Он понимал и глубину, и серьёзность заявления. Граф Артани не обесценит драгоценность признания дешёвым грошом пустозвона. Алиссин собственные чувства понял гораздо раньше, и поэтому он здесь. Пришёл сюда к своему ненаглядному горю, чтобы сказать искренне:
– Я люблю тебя, ромэ! – голосом Алиссинди, сердцем Алиссина ди Эрро, признанием Алексиса Сорры.
– Правда?
– Да. А я?
– Да!
– Правда-правда?
– Да!
– Да. Да! Да!!! – смеясь, завопил Роман, подтверждая.
– Да!!! Да!!! Да!!! – упиваясь и утверждая, подхватила Алиссинди, хохоча в ответ.
А может, они начали одновременно кричать вселенной своё согласие или бросать вызов и тыкаться губами, вопрошая: «Да?» Отдавая «да», забирая десятки «да». И им не надоедало.
Они смолкли, сияя глазами, продолжая смотреть, улыбаться, рождать космический звон, и не знали, нужно добавить. Чувства нереально выразить. В горле застревал комок, а они, не отрывая глаз, лишь крепче сжимали счастье в ладонях, обнимаясь не руками – душами. Мир рухнет в бездну, а они останутся сросшимися любовью, погибшими или выжившими, но никакая на свете сила не сможет их разлучить, лишить всего этого огромного на двоих, а всё остальное стало неважным, посторонним – посторонние шли мимо.
Безмолвное ожидание, безмолвное признание, безмолвные слова.
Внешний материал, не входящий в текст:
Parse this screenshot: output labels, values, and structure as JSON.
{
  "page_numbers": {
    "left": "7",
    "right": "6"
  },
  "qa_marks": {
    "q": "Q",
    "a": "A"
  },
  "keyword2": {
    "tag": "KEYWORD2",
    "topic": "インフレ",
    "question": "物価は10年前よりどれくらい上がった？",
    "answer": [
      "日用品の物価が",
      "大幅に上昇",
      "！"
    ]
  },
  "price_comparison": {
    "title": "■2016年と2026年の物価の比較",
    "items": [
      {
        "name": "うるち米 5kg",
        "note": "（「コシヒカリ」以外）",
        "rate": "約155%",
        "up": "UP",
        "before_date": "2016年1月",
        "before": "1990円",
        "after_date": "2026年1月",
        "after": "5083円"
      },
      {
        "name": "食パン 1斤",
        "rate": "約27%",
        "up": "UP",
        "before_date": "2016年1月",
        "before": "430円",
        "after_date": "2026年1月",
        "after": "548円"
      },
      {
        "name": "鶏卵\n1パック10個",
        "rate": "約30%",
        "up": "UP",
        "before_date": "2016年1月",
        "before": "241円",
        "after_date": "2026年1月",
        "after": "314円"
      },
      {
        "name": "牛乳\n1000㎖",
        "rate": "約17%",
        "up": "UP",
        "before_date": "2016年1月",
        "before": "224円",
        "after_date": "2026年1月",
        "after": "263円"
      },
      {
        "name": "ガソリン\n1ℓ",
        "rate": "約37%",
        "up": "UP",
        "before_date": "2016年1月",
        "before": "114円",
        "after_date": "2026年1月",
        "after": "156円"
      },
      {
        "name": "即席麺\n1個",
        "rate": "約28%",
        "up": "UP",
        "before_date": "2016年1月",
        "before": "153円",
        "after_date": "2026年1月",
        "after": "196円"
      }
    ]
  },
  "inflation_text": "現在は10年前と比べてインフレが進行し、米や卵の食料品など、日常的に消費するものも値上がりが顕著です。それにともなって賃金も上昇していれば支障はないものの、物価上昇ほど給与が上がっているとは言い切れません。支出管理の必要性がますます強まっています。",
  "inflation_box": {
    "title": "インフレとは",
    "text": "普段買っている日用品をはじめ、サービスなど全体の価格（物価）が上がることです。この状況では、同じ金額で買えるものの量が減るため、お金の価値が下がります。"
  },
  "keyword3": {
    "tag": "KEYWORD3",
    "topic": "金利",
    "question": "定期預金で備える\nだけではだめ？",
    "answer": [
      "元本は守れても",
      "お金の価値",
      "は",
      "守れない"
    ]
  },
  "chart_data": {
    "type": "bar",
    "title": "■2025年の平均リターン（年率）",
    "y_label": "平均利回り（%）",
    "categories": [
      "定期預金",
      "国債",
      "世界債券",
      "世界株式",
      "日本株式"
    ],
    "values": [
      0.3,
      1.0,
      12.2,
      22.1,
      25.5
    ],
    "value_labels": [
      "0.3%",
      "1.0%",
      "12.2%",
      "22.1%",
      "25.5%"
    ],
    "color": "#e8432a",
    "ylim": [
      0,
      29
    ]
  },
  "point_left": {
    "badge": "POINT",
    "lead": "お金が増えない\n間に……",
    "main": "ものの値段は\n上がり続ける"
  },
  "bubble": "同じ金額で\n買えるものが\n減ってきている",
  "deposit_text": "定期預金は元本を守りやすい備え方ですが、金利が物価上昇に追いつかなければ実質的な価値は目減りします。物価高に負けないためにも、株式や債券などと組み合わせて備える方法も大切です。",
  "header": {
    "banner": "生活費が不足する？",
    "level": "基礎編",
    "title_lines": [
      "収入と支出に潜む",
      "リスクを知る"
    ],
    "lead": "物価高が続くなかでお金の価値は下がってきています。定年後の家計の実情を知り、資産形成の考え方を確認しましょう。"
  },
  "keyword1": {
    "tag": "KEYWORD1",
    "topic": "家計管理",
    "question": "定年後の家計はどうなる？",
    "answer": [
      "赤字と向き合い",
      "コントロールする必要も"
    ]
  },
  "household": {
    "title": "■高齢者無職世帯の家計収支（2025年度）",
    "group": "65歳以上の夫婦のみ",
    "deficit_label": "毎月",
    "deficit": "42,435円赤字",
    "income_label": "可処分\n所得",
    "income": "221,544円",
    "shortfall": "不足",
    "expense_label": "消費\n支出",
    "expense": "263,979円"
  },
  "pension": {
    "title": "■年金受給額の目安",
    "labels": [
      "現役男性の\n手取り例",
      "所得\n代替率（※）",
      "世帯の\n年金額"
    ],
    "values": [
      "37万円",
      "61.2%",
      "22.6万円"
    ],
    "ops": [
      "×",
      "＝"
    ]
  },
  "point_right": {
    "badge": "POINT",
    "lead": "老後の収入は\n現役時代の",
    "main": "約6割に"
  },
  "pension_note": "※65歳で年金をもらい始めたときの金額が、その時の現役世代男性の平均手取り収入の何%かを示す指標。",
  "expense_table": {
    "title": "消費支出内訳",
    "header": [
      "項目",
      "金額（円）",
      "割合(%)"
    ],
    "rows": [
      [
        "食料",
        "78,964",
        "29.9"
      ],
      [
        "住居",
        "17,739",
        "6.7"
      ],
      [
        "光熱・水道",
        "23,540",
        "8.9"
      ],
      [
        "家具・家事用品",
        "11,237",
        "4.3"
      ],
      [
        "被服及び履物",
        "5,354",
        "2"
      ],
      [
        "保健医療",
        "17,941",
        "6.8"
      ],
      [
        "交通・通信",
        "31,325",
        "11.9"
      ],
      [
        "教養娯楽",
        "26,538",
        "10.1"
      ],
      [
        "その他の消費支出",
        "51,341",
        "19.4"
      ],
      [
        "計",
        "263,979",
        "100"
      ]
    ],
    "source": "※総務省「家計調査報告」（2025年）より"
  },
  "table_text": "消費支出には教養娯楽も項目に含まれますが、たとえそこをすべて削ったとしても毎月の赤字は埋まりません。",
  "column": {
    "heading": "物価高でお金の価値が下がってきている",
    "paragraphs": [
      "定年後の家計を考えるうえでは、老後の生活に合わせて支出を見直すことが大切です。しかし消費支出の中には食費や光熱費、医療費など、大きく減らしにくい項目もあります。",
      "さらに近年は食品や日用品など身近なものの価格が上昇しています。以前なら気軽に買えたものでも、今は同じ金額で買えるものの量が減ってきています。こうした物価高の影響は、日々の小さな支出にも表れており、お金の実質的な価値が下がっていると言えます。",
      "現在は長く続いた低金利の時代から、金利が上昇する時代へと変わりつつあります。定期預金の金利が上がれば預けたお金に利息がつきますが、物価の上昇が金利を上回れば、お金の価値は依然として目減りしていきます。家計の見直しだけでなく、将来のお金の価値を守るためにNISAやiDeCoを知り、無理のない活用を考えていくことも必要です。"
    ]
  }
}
Маленькая-огромная вселенная и беззвучный призыв к слиянию близости, более близкой, чем всё, что рождалось сейчас. Острая сладкая дрожь... и не выдержать, не выдержать. Ноги слабеют и подгибаются от этого зова.
Они целовались и летели сумасшедшими птицами, сцепившись пальцами-крыльями. Останавливались, закруживаясь водоворотом поцелуев, снова бежали с хохотом. Снег повалил хлопьями, падал на голову, украшая плащ Романа, убирая волосы Алиссинди белоснежной фатой. Артани подхватил невесту на руки и побежал, ища для них порог. Он не знал, куда нести, но обалдевший и совершенно спятивший Алексис, не утративший направления движения, в отличие от рассудка, указал на ближайшую гостиницу.